Mehr als vertikal drehen: Neue Vertikaldrehmaschine kann auch bohren, gewindeschneiden und fräsen

 November 2011   News, Presse  

Von der reinen Drehbearbeitung über zusätzliches Bohren und Gewindeschneiden bis hin zu Fräsarbeiten bietet EMCO anspruchsvollen Metallbearbeitern die passende Lösung mit der neuen Vertical VT 160.

Kompakte Bauweise, hohe Steifigkeit, Thermosymmetrie, passive Arbeitsraumverkleidung, ergonomisches Design und flexible Zuführungen bis zur einfachen Einbindung in Fertigungssysteme zählen zu den Standardeigenschaften der Vertikaldrehmaschinen. Außerdem bietet die VT 160 ihren Kunden ein kaum schlagbares Preis-Leistungs-Verhältnis.
Werkstücke mit maximal 130 mm Durchmesser und 150 mm Länge bearbeitet die VT 160.

Vorteile aller Versionen
Gemeinsam sind den beiden Versionen die Basisvorteile. Weil der Maschinenständer als Wanne ausgeführt ist, bildet er ein in sich geschlossenes kompaktes System mit äußerst geringer Stellfläche. Extra groß sind dagegen die Abstände der Schienen und resultierend der Führungswagen in der X-Achse gewählt. Zusammen mit den langen Führungsschuhen ergibt das eine sehr stabile Führung. Die Gesamtstabilität und damit die Arbeitspräzision unterstützt der thermosymmetrisch aufgebaute Spindelstock nachhaltig. Dauerhafte Wartungsarmut erreicht die passive Arbeitsraumverkleidung. Weil das mitfahrende System keine bewegten Teleskopteile kennt, entfällt deren Verschleiß. Ein Beispiel für die bediener-, wartungs-, und servicefreundliche Ergonomie zeigen das Bedienpult und der Schaltschrank. Beide lassen sich so schwenken, dass das Servicepersonal guten Zugang erhält.
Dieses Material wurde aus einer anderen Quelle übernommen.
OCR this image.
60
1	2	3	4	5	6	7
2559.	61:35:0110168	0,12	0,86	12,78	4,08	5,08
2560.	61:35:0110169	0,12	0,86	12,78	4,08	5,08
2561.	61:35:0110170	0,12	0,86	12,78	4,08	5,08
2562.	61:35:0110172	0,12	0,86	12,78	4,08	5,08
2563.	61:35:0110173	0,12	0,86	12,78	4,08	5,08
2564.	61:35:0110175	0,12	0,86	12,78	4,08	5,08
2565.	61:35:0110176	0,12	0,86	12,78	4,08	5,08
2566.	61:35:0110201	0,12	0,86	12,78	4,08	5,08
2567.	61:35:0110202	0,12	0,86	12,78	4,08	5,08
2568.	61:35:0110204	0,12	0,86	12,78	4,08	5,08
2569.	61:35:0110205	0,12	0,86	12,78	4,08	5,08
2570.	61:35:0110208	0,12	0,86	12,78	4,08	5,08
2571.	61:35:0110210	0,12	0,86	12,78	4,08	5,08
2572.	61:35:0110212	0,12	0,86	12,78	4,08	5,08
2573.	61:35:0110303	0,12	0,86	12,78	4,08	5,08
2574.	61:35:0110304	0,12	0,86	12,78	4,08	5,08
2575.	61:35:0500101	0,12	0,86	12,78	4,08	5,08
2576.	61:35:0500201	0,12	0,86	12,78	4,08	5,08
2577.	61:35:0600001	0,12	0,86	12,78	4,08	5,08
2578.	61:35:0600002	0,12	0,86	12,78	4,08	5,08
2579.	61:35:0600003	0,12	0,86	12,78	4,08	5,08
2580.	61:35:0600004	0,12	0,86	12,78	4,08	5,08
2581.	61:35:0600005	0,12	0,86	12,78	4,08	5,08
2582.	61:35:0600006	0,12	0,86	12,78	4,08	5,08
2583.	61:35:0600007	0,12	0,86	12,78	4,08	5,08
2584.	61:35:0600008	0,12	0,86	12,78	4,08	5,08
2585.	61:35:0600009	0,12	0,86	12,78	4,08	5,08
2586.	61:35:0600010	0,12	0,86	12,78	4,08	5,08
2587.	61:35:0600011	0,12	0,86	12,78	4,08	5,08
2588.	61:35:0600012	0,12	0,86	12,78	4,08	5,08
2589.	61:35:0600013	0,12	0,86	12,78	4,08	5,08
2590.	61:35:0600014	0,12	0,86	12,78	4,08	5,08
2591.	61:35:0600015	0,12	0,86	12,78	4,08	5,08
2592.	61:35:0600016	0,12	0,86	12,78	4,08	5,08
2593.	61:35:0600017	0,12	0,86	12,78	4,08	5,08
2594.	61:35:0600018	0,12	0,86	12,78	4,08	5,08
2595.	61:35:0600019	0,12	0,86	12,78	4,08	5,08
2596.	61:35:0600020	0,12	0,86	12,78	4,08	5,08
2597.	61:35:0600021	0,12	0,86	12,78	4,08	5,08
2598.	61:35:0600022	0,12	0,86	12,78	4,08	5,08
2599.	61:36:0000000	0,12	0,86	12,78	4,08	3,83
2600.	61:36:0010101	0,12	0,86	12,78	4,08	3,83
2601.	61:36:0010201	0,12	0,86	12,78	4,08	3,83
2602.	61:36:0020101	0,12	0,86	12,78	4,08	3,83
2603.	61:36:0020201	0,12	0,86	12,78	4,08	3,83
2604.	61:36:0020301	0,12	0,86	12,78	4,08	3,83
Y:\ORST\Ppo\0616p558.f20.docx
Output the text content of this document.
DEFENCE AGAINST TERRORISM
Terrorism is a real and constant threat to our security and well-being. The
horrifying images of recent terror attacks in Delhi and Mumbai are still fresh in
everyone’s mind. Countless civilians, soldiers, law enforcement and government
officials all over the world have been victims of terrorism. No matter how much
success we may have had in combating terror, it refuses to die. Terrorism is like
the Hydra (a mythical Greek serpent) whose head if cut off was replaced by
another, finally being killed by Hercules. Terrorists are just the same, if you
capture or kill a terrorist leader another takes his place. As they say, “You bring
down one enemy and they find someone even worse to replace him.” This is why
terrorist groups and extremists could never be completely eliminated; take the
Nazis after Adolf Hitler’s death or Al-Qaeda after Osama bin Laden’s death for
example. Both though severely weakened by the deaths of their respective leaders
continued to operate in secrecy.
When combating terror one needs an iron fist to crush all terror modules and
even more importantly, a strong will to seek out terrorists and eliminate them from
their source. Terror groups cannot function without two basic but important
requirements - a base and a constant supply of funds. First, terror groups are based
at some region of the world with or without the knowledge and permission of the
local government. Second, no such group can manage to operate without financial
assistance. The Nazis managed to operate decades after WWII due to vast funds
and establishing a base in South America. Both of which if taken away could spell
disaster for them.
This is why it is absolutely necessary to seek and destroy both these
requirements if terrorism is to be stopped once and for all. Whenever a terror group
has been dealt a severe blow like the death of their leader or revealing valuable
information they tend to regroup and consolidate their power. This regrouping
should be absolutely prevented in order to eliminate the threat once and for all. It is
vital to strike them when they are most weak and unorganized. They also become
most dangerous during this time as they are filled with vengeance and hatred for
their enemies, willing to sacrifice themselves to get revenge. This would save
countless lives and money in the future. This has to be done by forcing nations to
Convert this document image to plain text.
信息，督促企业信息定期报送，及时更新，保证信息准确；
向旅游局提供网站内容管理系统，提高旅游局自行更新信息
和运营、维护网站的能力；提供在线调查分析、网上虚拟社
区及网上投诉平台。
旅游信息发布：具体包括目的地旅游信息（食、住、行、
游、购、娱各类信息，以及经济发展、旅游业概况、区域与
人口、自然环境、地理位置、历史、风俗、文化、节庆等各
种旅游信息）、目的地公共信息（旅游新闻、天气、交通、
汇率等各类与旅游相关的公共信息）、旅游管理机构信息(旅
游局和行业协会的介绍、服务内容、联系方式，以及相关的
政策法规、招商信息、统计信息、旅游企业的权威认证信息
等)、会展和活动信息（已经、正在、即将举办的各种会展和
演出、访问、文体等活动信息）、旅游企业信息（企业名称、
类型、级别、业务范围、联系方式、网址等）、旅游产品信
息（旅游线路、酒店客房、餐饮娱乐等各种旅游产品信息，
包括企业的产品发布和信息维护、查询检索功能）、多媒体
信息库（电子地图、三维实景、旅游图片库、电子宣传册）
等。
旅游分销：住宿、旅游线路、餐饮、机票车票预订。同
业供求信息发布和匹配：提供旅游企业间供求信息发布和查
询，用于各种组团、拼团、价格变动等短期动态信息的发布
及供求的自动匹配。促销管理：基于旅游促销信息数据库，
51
Ebenfalls vom dauerhaften Nutzen der vorbildlichen Siemens-Steuerung 828D profitieren Fertigungsplaner sowie Bediener. Neue Funktionen der Bedienoberfläche „Operate“ und die ideale Lösung für 1-Kanal-Maschinen werden in der Betriebspraxis überzeugen. Standardmäßig komplettiert ein Späneförderer mit integrierter Kühlmittelanlage die Vertikaldrehmaschine.

Kosten und Programmieraufwand für Automationseinrichtungen spart der Anwender dank des integrierten Pick-up-Systems. Es belädt die Futter mit Teilen bis zu Ø 130 mm. Die kurzen Taktzeiten und der große Teilevorrat gewährleisten kurze Span-zu-Span-Zeiten von bis zu 5,5 s bei Zwei-Spurbeladung. Die Integration in Fertigungslinien erleichtern die verschiedenen flexiblen Zuführsysteme: Paletten-, Schlepprahmen- oder Kettenbänder. Das Ausführen häufig wiederkehrender Arbeitsoperationen erleichtert die Multi-Funktionsplatte. Sie nimmt feststehende Bohrwerkzeuge, Sonderwerkzeuge, separate Fräsköpfe und Werkstück-Messtaster auf; außerdem vereinfacht sie den Austausch von Spindeln und Futtern. Anwender, die die Version mit der Y-Achse wählen, profitieren von deren separater Führung im Werkzeugwender. Die Trennung des Y-Schlittensystems vom X-Z-Schlittensystem ergibt einen kurzen Kraftfluss und so eine hohe Stabilität.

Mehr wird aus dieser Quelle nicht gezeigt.